Harare, Zimbabwe, 17 November 2009
Police in the Cape Province had to fire bullets to disperse a crowd that had started demolishing shacks rented by Zimbabweans in Der Doorns, which is South Africa's Western Cape Province.
The residents were protesting that Zimbabweans in the area accept lower pay and are, therefore, depriving South Africans of jobs.
But other sources say that the flare-up in the violence was prompted the previous night when a fight involving Zimbabweans and South Africans broke out at a shebeen (informal drinking place). The Times of South Africa reports that a police spokesman confirmed this, saying 68 Zimbabweans had been sleeping in storerooms next to the local police station through the weekend after that fight, which took place on Friday night. They were running scared after locals started threatening action against the foreigners who had been involved in the fight.
Tensions have been simmering since then.
When Zimbabweans working in South African farms tried to board the trucks that ferry them to work each morning today, they were prevented by a mob that soon turned against the properties rented by the Zimbabwean farm workers in the township.
The locals now have a grievance that goes beyond the fight and look upon Zimbabweans as taking local jobs.
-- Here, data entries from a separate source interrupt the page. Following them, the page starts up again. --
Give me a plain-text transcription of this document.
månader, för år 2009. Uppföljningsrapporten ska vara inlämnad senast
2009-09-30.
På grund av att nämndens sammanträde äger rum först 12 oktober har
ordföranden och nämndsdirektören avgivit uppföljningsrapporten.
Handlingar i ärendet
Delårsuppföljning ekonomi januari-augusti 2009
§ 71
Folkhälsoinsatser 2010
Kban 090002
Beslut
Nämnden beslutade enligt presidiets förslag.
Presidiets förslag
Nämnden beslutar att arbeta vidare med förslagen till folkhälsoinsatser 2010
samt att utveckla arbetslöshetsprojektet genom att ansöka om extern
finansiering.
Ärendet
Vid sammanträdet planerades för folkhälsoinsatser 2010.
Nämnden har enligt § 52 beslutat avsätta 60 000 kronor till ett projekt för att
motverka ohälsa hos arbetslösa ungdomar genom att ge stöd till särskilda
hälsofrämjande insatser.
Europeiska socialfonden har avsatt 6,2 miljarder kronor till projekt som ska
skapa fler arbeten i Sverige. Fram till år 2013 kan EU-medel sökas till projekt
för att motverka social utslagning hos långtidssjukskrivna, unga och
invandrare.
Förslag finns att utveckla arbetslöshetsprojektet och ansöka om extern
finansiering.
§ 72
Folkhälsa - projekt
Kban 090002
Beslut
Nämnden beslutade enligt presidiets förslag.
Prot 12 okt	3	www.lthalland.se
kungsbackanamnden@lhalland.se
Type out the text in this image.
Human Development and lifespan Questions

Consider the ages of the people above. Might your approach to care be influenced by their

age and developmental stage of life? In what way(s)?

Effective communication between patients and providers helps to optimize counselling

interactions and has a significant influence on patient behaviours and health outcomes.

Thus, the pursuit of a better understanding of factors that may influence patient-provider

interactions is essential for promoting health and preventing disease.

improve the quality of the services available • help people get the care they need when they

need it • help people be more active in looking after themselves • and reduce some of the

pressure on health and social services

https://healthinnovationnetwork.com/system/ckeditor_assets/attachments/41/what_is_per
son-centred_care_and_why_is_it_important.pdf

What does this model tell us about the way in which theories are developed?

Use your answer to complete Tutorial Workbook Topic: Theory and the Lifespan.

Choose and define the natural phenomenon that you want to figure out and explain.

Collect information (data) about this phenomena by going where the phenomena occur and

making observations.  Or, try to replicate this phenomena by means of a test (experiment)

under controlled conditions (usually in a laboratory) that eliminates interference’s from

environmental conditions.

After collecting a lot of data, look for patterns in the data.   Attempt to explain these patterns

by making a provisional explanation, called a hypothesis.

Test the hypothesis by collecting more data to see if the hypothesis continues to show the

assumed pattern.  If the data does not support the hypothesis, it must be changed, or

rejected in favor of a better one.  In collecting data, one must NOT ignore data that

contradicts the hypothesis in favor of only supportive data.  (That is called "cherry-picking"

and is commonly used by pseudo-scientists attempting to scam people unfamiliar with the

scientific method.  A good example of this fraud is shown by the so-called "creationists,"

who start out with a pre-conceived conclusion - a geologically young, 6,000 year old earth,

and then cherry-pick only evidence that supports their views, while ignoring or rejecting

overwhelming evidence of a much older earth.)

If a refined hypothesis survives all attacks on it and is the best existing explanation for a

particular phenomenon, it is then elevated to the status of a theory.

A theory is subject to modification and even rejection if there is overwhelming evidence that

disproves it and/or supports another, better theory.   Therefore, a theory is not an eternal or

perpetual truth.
They wanted them out of the area.
One thousand Zimbabwe (some reports say they now number 2000) have since taken refuge at the local hall next to the police station in the De Doorns area.
The police say that this happens every year. This being a farming area, the jobs are seasonal and tensions always rise at the end of the year as the season kicks into full gear and seasonal workers are hired. Local farmers consider Zimbabweans generally harder-working than South Africans and prefer to hire them over the locals.
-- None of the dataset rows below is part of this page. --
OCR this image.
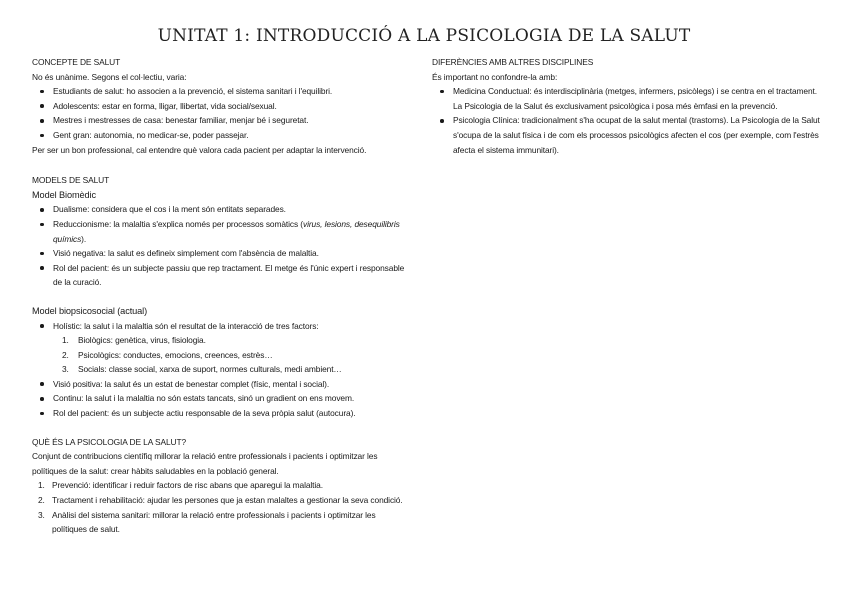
UNITAT 1: INTRODUCCIÓ A LA PSICOLOGIA DE LA SALUT
CONCEPTE DE SALUT
No és unànime. Segons el col·lectiu, varia:
Estudiants de salut: ho associen a la prevenció, el sistema sanitari i l'equilibri.
Adolescents: estar en forma, lligar, llibertat, vida social/sexual.
Mestres i mestresses de casa: benestar familiar, menjar bé i seguretat.
Gent gran: autonomia, no medicar-se, poder passejar.
Per ser un bon professional, cal entendre què valora cada pacient per adaptar la intervenció.
MODELS DE SALUT
Model Biomèdic
Dualisme: considera que el cos i la ment són entitats separades.
Reduccionisme: la malaltia s'explica només per processos somàtics (virus, lesions, desequilibris químics).
Visió negativa: la salut es defineix simplement com l'absència de malaltia.
Rol del pacient: és un subjecte passiu que rep tractament. El metge és l'únic expert i responsable de la curació.
Model biopsicosocial (actual)
Holístic: la salut i la malaltia són el resultat de la interacció de tres factors:
1. Biològics: genètica, virus, fisiologia.
2. Psicològics: conductes, emocions, creences, estrès…
3. Socials: classe social, xarxa de suport, normes culturals, medi ambient…
Visió positiva: la salut és un estat de benestar complet (físic, mental i social).
Continu: la salut i la malaltia no són estats tancats, sinó un gradient on ens movem.
Rol del pacient: és un subjecte actiu responsable de la seva pròpia salut (autocura).
QUÈ ÉS LA PSICOLOGIA DE LA SALUT?
Conjunt de contribucions científiq millorar la relació entre professionals i pacients i optimitzar les polítiques de la salut: crear hàbits saludables en la població general.
1. Prevenció: identificar i reduir factors de risc abans que aparegui la malaltia.
2. Tractament i rehabilitació: ajudar les persones que ja estan malaltes a gestionar la seva condició.
3. Anàlisi del sistema sanitari: millorar la relació entre professionals i pacients i optimitzar les polítiques de salut.
DIFERÈNCIES AMB ALTRES DISCIPLINES
És important no confondre-la amb:
Medicina Conductual: és interdisciplinària (metges, infermers, psicòlegs) i se centra en el tractament. La Psicologia de la Salut és exclusivament psicològica i posa més èmfasi en la prevenció.
Psicologia Clínica: tradicionalment s'ha ocupat de la salut mental (trastorns). La Psicologia de la Salut s'ocupa de la salut física i de com els processos psicològics afecten el cos (per exemple, com l'estrès afecta el sistema immunitari).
The locals do not think this fair and it becomes an even more explosive situation when drink and brawls are thrown into the mix.
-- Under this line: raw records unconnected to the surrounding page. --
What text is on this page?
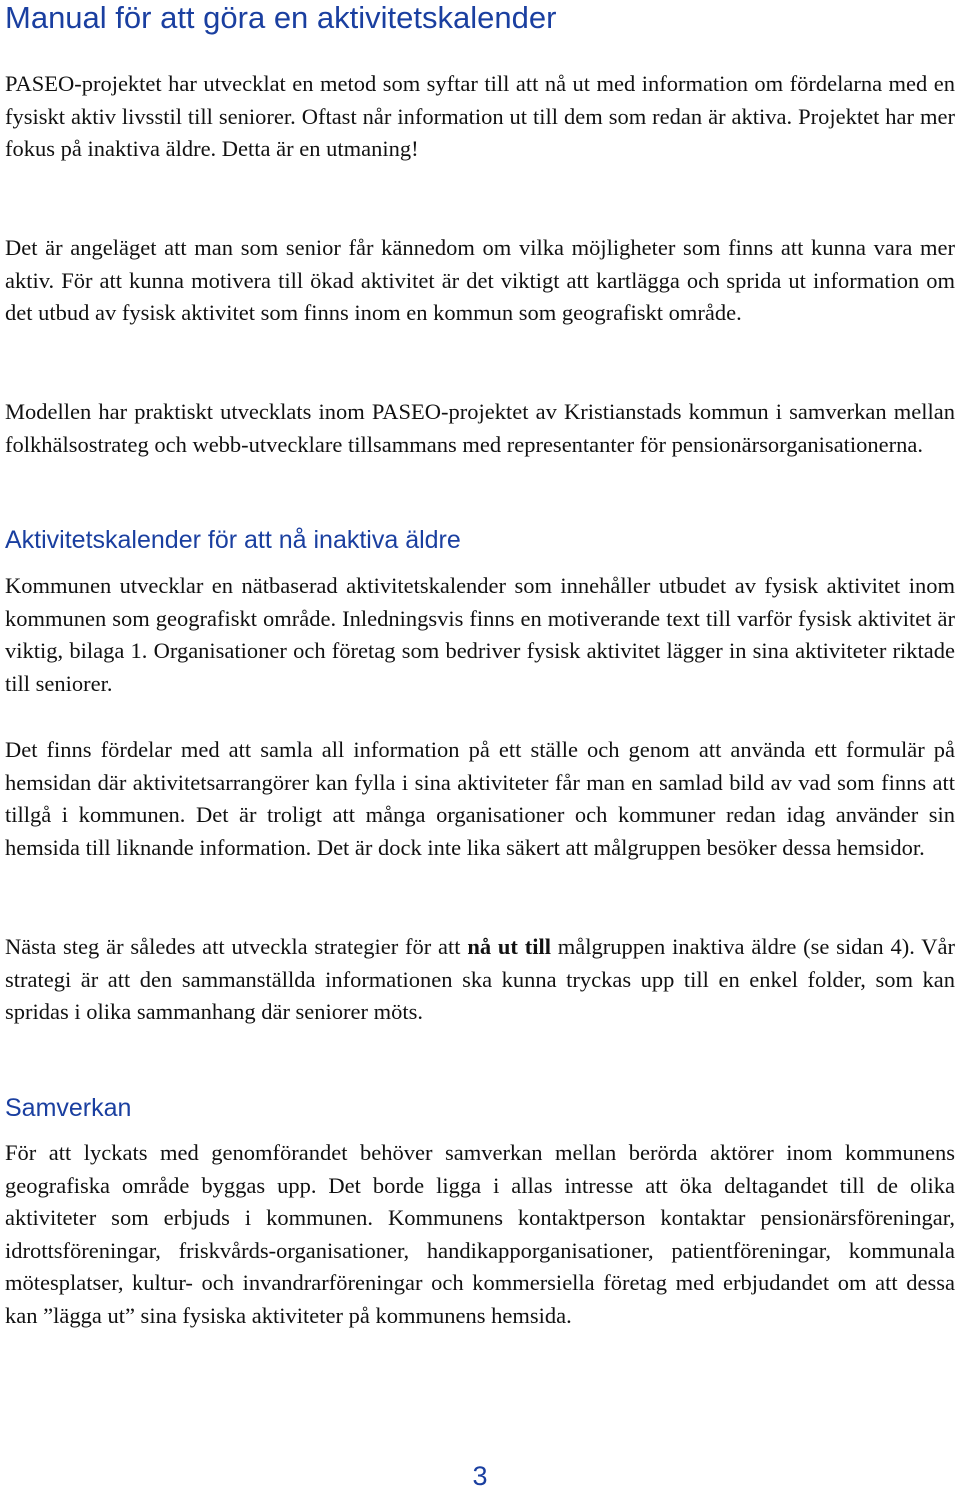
Manual för att göra en aktivitetskalender

PASEO-projektet har utvecklat en metod som syftar till att nå ut med information om fördelarna med en fysiskt aktiv livsstil till seniorer. Oftast når information ut till dem som redan är aktiva. Projektet har mer fokus på inaktiva äldre. Detta är en utmaning!

Det är angeläget att man som senior får kännedom om vilka möjligheter som finns att kunna vara mer aktiv. För att kunna motivera till ökad aktivitet är det viktigt att kartlägga och sprida ut information om det utbud av fysisk aktivitet som finns inom en kommun som geografiskt område.

Modellen har praktiskt utvecklats inom PASEO-projektet av Kristianstads kommun i samverkan mellan folkhälsostrateg och webb-utvecklare tillsammans med representanter för pensionärsorganisationerna.

Aktivitetskalender för att nå inaktiva äldre

Kommunen utvecklar en nätbaserad aktivitetskalender som innehåller utbudet av fysisk aktivitet inom kommunen som geografiskt område. Inledningsvis finns en motiverande text till varför fysisk aktivitet är viktig, bilaga 1. Organisationer och företag som bedriver fysisk aktivitet lägger in sina aktiviteter riktade till seniorer.

Det finns fördelar med att samla all information på ett ställe och genom att använda ett formulär på hemsidan där aktivitetsarrangörer kan fylla i sina aktiviteter får man en samlad bild av vad som finns att tillgå i kommunen. Det är troligt att många organisationer och kommuner redan idag använder sin hemsida till liknande information. Det är dock inte lika säkert att målgruppen besöker dessa hemsidor.

Nästa steg är således att utveckla strategier för att nå ut till målgruppen inaktiva äldre (se sidan 4). Vår strategi är att den sammanställda informationen ska kunna tryckas upp till en enkel folder, som kan spridas i olika sammanhang där seniorer möts.

Samverkan

För att lyckats med genomförandet behöver samverkan mellan berörda aktörer inom kommunens geografiska område byggas upp. Det borde ligga i allas intresse att öka deltagandet till de olika aktiviteter som erbjuds i kommunen. Kommunens kontaktperson kontaktar pensionärsföreningar, idrottsföreningar, friskvårds-organisationer, handikapporganisationer, patientföreningar, kommunala mötesplatser, kultur- och invandrarföreningar och kommersiella företag med erbjudandet om att dessa kan ”lägga ut” sina fysiska aktiviteter på kommunens hemsida.

3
The Zimbabweans are likely to be sent back home, probably with nothing, since they would not dare go back to their shanties to pick up their belongings.
Zimbabwe's unemployment levels are still hovering around 90%, with businesses failing to increase capacity enough to absorb some of the jobless. Those surviving in the country are resorting to the informal sector, but even this is now proving hazardous in Zimbabwe.
Last week, the MDC-Tsvangirai-controlled Harare City Council sent in Municipal police to chase away vendors in the informal sector in the poor township of Mbare. One vendor, whose wife is nine-months pregnant, was killed by the Municipal Police.
Under the circumstances, Zimbabweans will continue to risk their lives crossing into South Africa and fleeing to other countries in search of greener pastures.
All the while, the MDC says the country is now stable, the economy is improving, shops are full and Zimbabweans must come back home where they can live the life of Riley!!